Another mitigating factor for the industry was reluctance at first on the part of regulators to release the additional spectrum in the 6 GHz range. It was not clear two years ago when that spectrum would be cleared for use in the key markets and that also encouraged release of WiFi 6 as it was, even if did prove to be an interim standard.

Those spectrum issues have now largely been resolved, with the USA’s FCC, for example, announcing in April 2020 that it was opening up the 6 GHz frequency band for use by WiFi 6 E. In fact new spectrum is becoming available for WiFi in amounts that vary between regulatory domains but up to 1.2 GHz, in the range 5.925 GHz to 7.125 GHz.

This meets the spectral budget identified by the WiFi Alliance for 2025 and so gives plenty of headroom for now, even though it is dwarfed by the amount that will be available for 5G, which will begin at around 5 GHz and then reach 19 GHz when the emerging high-band unlicensed frequencies in the range 57 GHz to 71 GHz are available.

It is true that WiFi 6E’s range at 6 GHz will be even less than in the 5 GHz band, but it is still better than the higher frequency millimeter wave bands providing most of 5G’s extra capacity. Again, the range will be enough to meet most of the proposed use cases, which are precisely in areas with dense device populations, such as sporting arenas.

Then in the home, WiFi 6E should provide adequate coverage at the higher frequencies with the help of mesh and range extenders or repeaters.
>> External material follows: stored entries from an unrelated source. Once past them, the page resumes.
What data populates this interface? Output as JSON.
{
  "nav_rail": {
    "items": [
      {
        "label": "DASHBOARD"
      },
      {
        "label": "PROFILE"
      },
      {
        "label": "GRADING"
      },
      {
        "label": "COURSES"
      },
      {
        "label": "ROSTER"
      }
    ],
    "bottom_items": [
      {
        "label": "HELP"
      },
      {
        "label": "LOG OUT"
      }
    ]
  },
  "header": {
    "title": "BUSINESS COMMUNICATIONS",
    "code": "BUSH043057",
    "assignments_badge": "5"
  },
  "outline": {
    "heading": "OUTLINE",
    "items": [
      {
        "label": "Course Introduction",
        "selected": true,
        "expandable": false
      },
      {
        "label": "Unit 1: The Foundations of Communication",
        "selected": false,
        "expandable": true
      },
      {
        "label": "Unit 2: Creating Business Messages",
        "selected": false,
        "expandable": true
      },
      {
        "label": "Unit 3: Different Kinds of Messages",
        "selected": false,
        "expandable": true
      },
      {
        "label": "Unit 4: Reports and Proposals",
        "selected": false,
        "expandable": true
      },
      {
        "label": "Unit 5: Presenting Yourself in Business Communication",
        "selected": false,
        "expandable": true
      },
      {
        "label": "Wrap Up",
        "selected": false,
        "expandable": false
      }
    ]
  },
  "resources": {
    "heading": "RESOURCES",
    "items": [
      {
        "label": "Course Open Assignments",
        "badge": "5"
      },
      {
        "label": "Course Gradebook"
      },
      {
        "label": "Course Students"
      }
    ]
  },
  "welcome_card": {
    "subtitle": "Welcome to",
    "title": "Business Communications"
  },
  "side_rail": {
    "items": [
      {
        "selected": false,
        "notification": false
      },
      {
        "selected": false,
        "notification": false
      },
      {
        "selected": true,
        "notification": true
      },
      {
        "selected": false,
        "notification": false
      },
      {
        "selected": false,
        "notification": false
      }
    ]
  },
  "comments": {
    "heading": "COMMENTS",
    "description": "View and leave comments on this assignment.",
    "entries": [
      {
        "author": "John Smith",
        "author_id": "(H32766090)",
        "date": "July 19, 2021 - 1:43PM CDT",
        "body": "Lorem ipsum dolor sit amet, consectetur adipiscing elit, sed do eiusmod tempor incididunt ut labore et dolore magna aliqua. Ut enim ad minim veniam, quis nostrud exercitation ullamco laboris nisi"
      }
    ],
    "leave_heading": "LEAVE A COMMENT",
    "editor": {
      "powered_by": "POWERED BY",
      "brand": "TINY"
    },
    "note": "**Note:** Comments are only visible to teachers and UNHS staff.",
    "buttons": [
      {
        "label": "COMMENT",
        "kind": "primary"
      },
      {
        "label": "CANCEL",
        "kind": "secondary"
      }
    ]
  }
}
BT in the UK has found that many homes can be covered with a single range extender and most with two, while having three addresses the largest and least RF-friendly homes.

Latency is also a key factor in closing the gap on 5G, so the Wireless Broadband Alliance (WBA) was relieved by the results of the first phase of WiFi 6E trials enabled by two key members, Broadcom and Intel, in March 2020. This appeared to show that use of the 6 GHz band could support the low latency required for those demanding use cases identified under the 5G mMTC (massive machine-type communications) category covering mobile gaming, virtual and augmented reality (VR/AR) applications, and the Industrial IoT. During the trials involving Broadcom and Intel, two millisecond latencies were consistently achieved, approaching the levels promised for 5G.
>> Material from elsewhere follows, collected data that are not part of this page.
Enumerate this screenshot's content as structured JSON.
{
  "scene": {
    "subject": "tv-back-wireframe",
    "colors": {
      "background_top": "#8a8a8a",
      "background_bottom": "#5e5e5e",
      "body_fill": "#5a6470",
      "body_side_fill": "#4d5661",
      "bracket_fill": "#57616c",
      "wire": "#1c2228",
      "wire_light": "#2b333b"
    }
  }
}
Another factor of interest to fixed line operators and ISPs is that the new 6 GHz bands will be shared only by the latest devices that support the standard, unlike the legacy 2.4 GHz band. This will finally solve what has sometimes been called the ‘rotten apples’ problem where performance for advanced devices is impaired by legacy ones hogging the band for longer because they are not capable of transmitting data onto the medium as quickly. The avoidance of slow legacy devices will help ensure that WiFi 6E scales effectively to multiuser operation with less diminution in performance per user.

For fixed line operators delivering high speed broadband pipes to homes, business premises and public arenas, 6E will encourage further incorporation of WiFi into their service proposition. It will offer a more compelling alternative to 5G for dense public arenas, even if WIFI does seem to be losing the battle in one of its target sectors, automotive. But then we prefer to view WiFi and 5G as complementary, even if inevitably given sectors and use cases will gravitate more to one or the other.